Espírito natalício
A escola que a minha filha frequenta divide um dos seus polos com um lar de idosos. A ideia permite a sã convivência entre uns e outros. Um fosso geracional aproximado de forma tão subtil e inteligente. É bonito de ver.
De vez em quando a Beatriz chegava a casa com algumas histórias deliciosas. Confesso que nunca percebi bem se parte daquelas narrativas eram fruto da sua imaginação ou realidade, embora isso não fosse relevante. O mais importante é que, quando nos contava tudo aquilo, tinha um brilho diferente nos olhos e isso sim, valia ouro.
Uma vez disse-nos que tinham feito uma surpresa a uma «jovem» do lar que, nesse dia, completava 103 anos! Chegaram perto do muro e cantaram-lhe os parabéns. Não vi, mas tenho pena. Tenho a certeza que foi um momento especial, muito especial.
Antes disso já nos tinha dito algo capaz de deixar qualquer pessoa embevecida: pai e filha frequentavam o mesmo lar há algum tempo. Ele teria cento e poucos, ela estaria na casa dos oitentas. A parte mais curiosa é que ele continuava a tratá-la como uma criança, a sua menina. Era algo que deixava todos fascinados. Aquele retrato raro de manterem uma relação paterna perfeita.

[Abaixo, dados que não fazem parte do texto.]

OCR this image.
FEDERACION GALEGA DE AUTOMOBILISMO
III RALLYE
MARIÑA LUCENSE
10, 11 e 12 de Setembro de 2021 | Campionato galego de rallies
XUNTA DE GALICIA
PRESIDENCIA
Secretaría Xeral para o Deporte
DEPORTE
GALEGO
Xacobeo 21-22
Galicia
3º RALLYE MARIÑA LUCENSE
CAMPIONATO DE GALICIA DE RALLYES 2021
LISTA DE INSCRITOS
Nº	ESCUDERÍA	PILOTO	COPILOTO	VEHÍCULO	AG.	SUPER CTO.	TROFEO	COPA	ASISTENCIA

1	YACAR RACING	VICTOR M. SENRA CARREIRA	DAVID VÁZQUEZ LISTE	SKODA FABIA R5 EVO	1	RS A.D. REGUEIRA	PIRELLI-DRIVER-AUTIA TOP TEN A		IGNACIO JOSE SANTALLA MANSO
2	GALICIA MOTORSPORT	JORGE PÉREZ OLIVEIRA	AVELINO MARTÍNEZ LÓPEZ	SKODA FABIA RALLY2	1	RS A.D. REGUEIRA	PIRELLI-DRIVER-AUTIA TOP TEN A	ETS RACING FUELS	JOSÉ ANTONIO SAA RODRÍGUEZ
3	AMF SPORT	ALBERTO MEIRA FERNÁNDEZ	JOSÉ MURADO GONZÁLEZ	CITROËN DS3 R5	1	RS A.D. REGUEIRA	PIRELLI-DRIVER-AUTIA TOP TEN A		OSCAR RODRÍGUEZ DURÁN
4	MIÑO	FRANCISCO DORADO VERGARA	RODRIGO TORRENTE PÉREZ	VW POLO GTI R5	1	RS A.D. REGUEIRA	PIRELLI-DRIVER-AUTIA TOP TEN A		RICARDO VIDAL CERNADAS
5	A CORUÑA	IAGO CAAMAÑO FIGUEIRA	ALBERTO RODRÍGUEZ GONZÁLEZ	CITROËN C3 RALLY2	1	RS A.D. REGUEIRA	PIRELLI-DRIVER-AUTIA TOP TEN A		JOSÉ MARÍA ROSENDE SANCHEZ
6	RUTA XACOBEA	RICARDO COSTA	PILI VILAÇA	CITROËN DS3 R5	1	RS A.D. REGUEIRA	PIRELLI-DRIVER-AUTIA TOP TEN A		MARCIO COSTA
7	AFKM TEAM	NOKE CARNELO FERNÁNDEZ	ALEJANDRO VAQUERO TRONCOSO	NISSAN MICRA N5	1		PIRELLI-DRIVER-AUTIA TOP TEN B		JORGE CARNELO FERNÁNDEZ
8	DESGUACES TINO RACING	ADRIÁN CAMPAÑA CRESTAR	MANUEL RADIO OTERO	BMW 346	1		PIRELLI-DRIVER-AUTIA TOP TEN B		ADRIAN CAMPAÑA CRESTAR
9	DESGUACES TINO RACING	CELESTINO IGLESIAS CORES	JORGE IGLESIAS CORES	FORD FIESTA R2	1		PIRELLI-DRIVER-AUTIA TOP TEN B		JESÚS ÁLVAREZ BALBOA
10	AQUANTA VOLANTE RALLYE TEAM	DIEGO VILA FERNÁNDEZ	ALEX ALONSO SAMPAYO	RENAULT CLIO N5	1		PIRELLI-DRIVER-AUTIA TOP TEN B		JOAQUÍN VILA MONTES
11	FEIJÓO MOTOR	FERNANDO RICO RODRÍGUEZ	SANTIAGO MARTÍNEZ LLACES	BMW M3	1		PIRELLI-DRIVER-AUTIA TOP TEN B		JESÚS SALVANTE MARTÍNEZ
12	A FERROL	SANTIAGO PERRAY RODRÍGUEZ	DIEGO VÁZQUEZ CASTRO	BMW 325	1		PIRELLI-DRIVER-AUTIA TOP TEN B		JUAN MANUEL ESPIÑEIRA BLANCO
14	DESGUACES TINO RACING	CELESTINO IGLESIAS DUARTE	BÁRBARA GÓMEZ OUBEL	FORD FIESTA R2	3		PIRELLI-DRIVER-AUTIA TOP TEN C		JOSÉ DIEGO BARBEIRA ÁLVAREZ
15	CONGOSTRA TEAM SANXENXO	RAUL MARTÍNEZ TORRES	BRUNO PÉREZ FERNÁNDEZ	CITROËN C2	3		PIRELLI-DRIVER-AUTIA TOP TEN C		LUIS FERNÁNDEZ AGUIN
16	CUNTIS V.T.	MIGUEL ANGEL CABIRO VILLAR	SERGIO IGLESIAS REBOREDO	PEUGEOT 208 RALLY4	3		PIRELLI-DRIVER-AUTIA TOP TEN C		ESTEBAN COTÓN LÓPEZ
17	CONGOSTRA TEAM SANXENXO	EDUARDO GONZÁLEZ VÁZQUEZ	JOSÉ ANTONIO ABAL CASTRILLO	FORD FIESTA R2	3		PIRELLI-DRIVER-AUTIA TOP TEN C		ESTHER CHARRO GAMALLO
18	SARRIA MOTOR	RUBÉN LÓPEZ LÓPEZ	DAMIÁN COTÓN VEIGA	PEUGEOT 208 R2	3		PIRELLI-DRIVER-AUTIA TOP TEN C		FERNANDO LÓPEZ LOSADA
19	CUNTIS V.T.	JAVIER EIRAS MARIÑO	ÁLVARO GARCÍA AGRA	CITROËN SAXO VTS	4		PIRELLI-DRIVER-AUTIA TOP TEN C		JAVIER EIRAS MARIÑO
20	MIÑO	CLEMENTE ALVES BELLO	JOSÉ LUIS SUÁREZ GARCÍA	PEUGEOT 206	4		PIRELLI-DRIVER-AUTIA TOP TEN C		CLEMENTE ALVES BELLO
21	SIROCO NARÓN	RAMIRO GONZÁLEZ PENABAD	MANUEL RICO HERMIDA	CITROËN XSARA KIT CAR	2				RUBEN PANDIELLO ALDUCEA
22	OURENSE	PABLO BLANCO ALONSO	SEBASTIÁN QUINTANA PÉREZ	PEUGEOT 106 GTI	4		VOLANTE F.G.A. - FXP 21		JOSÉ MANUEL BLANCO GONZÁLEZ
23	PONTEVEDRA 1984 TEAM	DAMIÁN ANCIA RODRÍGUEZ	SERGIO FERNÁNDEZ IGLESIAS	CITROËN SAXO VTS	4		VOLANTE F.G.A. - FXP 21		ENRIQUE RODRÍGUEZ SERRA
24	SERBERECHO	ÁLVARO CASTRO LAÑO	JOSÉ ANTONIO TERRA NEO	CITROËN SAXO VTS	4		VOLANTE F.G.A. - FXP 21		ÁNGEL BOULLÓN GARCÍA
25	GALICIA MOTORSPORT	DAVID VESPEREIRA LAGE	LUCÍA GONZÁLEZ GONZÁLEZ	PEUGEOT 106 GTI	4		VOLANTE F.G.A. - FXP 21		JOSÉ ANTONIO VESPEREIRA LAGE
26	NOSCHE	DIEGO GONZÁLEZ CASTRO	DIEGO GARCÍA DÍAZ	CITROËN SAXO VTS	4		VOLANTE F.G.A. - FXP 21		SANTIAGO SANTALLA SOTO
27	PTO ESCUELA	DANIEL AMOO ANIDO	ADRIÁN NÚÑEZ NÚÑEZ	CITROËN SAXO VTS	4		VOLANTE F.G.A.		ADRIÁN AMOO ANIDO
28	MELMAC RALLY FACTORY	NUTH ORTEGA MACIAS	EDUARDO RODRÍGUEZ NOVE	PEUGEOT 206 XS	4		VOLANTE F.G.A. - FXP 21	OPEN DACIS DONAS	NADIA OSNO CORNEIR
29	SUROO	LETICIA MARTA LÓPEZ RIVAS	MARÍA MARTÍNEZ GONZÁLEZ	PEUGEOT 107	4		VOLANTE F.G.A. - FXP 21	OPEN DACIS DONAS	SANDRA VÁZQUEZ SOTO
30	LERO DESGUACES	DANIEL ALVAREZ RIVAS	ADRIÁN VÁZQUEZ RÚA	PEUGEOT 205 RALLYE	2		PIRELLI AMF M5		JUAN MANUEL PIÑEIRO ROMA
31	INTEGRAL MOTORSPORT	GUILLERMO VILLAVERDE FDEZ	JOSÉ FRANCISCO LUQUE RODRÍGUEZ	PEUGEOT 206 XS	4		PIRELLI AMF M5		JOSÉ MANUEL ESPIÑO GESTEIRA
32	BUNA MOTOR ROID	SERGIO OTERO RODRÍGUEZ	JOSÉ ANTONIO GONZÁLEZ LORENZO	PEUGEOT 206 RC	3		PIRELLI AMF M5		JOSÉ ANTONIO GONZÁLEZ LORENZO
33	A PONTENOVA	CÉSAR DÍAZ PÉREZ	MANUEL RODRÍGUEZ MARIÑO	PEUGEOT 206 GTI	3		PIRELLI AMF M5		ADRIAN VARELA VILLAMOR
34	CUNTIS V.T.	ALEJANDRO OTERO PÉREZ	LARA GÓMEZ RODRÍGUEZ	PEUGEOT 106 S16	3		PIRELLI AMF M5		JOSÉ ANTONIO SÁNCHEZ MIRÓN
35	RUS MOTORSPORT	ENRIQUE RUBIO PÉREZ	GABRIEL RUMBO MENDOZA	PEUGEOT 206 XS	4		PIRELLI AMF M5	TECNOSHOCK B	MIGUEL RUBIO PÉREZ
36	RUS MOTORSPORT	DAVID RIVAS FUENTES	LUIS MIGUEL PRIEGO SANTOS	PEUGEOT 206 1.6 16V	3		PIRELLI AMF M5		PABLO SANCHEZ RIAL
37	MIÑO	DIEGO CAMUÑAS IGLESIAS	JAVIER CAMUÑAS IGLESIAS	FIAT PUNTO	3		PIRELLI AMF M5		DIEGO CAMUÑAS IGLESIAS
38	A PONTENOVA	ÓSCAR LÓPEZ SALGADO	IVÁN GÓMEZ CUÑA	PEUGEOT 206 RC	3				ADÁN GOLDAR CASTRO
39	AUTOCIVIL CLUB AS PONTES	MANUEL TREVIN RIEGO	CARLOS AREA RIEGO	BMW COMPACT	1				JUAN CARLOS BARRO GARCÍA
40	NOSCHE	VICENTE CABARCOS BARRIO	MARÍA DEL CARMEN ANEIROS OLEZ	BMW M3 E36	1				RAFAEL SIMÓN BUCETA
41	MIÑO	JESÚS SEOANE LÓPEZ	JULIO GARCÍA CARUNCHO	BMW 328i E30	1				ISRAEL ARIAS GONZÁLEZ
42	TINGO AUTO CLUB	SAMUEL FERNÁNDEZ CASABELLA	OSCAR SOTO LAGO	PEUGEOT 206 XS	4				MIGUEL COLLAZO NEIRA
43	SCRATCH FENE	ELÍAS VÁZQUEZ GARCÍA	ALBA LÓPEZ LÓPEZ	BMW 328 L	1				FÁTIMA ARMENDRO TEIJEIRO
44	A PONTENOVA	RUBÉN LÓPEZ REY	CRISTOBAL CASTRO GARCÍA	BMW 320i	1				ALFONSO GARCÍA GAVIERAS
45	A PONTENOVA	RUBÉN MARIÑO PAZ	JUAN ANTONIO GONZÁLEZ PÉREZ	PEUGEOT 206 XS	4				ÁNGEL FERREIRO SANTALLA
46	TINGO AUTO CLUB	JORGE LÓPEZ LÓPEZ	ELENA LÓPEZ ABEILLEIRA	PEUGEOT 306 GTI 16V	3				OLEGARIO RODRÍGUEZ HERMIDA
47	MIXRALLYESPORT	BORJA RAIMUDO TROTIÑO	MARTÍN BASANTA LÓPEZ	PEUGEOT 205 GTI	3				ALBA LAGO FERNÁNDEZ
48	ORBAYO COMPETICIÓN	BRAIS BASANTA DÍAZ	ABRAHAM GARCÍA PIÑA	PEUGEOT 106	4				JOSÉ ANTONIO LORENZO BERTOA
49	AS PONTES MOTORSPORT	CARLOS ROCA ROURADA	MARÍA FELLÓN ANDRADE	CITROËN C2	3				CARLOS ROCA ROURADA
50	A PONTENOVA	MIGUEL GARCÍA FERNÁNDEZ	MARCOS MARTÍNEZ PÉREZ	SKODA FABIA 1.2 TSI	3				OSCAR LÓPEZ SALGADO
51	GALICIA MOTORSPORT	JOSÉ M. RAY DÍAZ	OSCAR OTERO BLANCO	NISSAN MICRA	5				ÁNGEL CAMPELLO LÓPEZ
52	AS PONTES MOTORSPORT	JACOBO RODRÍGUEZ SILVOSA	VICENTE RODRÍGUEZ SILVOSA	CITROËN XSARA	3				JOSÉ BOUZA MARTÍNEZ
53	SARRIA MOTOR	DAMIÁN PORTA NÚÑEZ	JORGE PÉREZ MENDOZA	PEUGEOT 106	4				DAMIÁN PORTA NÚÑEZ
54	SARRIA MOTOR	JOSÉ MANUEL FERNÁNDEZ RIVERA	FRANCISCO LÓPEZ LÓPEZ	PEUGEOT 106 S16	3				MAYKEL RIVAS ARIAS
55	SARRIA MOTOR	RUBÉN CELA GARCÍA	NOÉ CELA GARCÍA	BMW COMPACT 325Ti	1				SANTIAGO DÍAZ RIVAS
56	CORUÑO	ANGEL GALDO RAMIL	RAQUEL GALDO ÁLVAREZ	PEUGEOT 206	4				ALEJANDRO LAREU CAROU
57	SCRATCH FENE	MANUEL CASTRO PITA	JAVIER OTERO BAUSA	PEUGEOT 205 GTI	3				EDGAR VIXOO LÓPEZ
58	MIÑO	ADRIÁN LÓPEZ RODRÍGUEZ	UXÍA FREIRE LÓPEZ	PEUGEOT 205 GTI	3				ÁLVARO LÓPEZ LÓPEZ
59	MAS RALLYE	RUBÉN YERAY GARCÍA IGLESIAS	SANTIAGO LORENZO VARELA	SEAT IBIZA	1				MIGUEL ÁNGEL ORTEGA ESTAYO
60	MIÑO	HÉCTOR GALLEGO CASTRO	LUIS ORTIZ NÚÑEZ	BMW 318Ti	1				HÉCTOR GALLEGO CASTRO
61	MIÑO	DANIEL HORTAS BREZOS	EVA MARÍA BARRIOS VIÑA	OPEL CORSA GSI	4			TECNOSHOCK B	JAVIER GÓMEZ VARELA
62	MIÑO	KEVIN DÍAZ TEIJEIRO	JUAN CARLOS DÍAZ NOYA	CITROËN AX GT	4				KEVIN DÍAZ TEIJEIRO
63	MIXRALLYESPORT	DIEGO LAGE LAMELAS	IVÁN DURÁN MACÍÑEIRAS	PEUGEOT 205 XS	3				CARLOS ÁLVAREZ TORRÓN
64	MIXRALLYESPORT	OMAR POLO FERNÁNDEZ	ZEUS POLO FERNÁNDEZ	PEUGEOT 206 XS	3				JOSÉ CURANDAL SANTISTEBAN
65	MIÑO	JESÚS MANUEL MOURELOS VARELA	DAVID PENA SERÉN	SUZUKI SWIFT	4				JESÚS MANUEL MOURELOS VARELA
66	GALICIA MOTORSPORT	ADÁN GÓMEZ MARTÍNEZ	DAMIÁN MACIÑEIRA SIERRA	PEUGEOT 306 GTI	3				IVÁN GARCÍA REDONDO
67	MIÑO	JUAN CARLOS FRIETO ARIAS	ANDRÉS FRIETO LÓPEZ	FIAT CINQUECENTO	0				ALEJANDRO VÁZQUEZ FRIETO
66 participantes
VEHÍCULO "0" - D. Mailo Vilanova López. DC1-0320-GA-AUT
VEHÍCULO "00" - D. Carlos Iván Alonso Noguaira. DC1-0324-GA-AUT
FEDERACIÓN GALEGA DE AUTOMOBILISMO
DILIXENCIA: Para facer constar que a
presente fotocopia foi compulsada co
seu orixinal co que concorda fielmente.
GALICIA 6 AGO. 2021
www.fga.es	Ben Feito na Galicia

Estes testemunhos emotivos, partilhados pela voz inocente da minha pequenina, têm outro sabor nesta altura do ano. São mais relevantes. Vêm à memória.
O Natal ajuda-nos a dar outro valor a estes episódios. Episódios que até acontecem com frequência, mas que parecem-nos transparentes na corrida vertiginosa que é o nosso dia a dia. Há, sim, qualquer coisa de muito especial nesta quadra. Há um apelo maior aos sentimentos, às emoções e à vontade de nos libertarmos das nossas amarras. O Natal devolve-nos essência, genuinidade e humanidade. Leva-nos a querer a companhia prolongada dos nossos sem pensarmos em mas ou ses. Sem pensarmos nas turbinas mal oleadas que nos movem o resto do ano. Natal é isto. Um parêntesis em bom e isso é bom.
Acho que continuamos a perder demasiado tempo a tentar resolver problemas, deixando pouco espaço para resolver, aceitar e seguir em frente. Andamos a mil, dormimos pouco e comemos mal. Chateamo-nos com pessoas que gostamos e com aquelas que mal conhecemos, sem que isso nos leve a algum lado. É como se estivéssemos a correr atrás de qualquer coisa que nunca conseguimos apanhar. E quando por acaso conseguimos, corremos logo atrás de outra e depois de outra e mais outra.
Fora do Natal, a vida é uma agitação na busca de algo que nunca chega, que nunca sacia. Vivemos ao contrário, de com objetivos trocados. Fazemos do meio o fim e morremos a pensar que o objetivo é esse.
A solução para desacelerar, para reposicionar prioridades, não é fácil mas lá está... o Natal é o período certo para parar e refletir.
Pagar contas, resolver dramas ou vencer é importante. Viver sem essa intensidade não é viver bem. O inconformismo, a ambição e a competitividade são armas poderosas para a nossa evolução, mas tudo isso deve ser enquadrado em metas maiores.
Viver de verdade é encontrar o equilíbrio perfeito entre o que somos e o que fazemos. É saborear o tempo sem pressa. É passar mais minutos com os que são parte de nós. Viver de verdade é respirar com outra leveza, usufruir das coisas que gostamos. É ser educado, gentil e tolerante. Viver de verdade é respeitar, ajudar e dar, sem esperar nada de volta.
O resto não é bem viver, é sobreviver. Não é suposto ser assim, pois não?
PS - Para a semana volto às expulsões e aos penáltis, mas hoje não me levem a mal... é Natal. Boas Festas.